Statistical analysis of the data indicated that biological yield was significantly (P≤0.05) affected by various nitrogen levels and their modes of application (Table 3). Mean value of the data indicated that maximum (8306.00 Kg ha-1) biological yield was recorded by those plots, where nitrogen was applied as foliar spray compared to broadcast method. In case of different fertilizer rates applied either foliar maximum (10237.00 Kg ha-1) biological yield was produced by plots treated with 140 Kg ha-1 in case of foliar, while minimum (5272.00 Kg ha-1) biological yield were produced by control plots in case of broadcast. Similar results are also reported by Shah and Saeed (1989) and Fathi et al. (1990). Analysis of the data indicated that harvest index was non significantly affected by different nitrogen levels and their methods of application (Table 3). Mean values of the data revealed that maximum (32.52 %) harvest index was produced by those plots where nitrogen was applied as foliar spray.
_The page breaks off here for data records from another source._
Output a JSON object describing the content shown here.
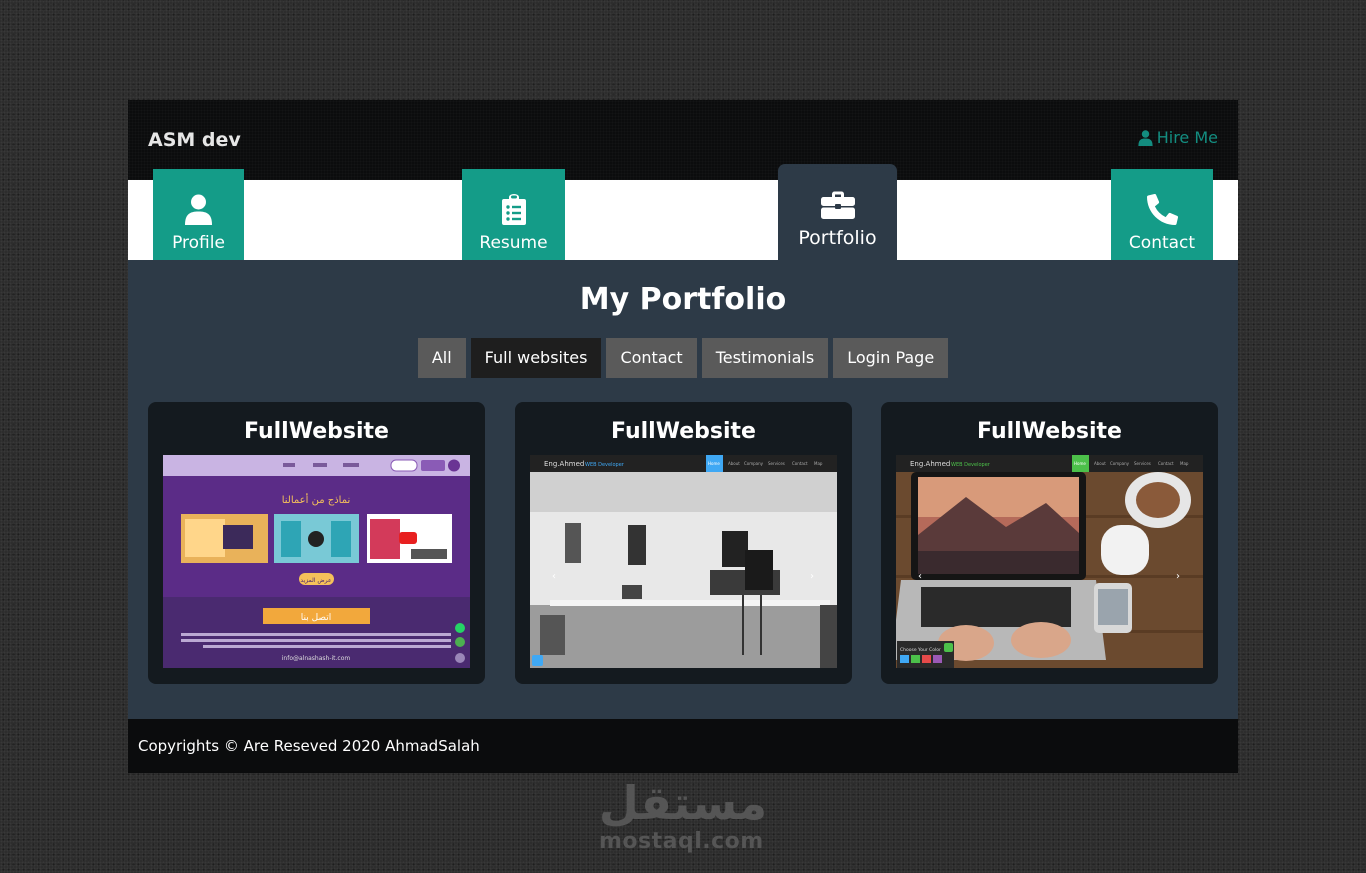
{
  "header": {
    "brand": "ASM dev",
    "hire_label": "Hire Me",
    "hire_icon": "user-icon"
  },
  "nav": [
    {
      "label": "Profile",
      "icon": "user-icon"
    },
    {
      "label": "Resume",
      "icon": "clipboard-list-icon"
    },
    {
      "label": "Portfolio",
      "icon": "briefcase-icon",
      "active": true
    },
    {
      "label": "Contact",
      "icon": "phone-icon"
    }
  ],
  "main": {
    "title": "My Portfolio",
    "filters": [
      "All",
      "Full websites",
      "Contact",
      "Testimonials",
      "Login Page"
    ],
    "active_filter": "Full websites",
    "cards": [
      {
        "title": "FullWebsite",
        "preview": {
          "cta": "اتصل بنا",
          "heading": "نماذج من أعمالنا",
          "more": "عرض المزيد",
          "email": "info@alnashash-it.com"
        }
      },
      {
        "title": "FullWebsite",
        "preview": {
          "brand": "Eng.Ahmed",
          "brand_sub": "WEB Developer",
          "nav": [
            "Home",
            "About",
            "Company",
            "Services",
            "Contact",
            "Map"
          ]
        }
      },
      {
        "title": "FullWebsite",
        "preview": {
          "brand": "Eng.Ahmed",
          "brand_sub": "WEB Developer",
          "nav": [
            "Home",
            "About",
            "Company",
            "Services",
            "Contact",
            "Map"
          ],
          "color_box": "Choose Your Color"
        }
      }
    ]
  },
  "footer": {
    "text": "Copyrights © Are Reseved 2020 AhmadSalah"
  },
  "watermark": {
    "arabic": "مستقل",
    "latin": "mostaql.com"
  },
  "colors": {
    "accent": "#149c88",
    "panel": "#2d3a47",
    "header": "#0b0c0d",
    "card": "#141a1f"
  }
}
While nitrogen applied as broadcast recorded minimum harvest index . It is clear from the data that maximum of 34.84 % harvest index was recorded by plots treated with 100 Kg ha-1 (foliar) while minimum (30.12 %) harvest index was recorded by plots treated with 100 Kg ha-1 (broadcast ).
From the result presented in Fig. 1 it can be concluded that when N is applied at the rate of 140 Kg ha-1 as foliar spray had significant increased on all the yield components, thus resulted in an increased net income (26039 Rs.) when compared with other levels of nitrogen and broadcast method.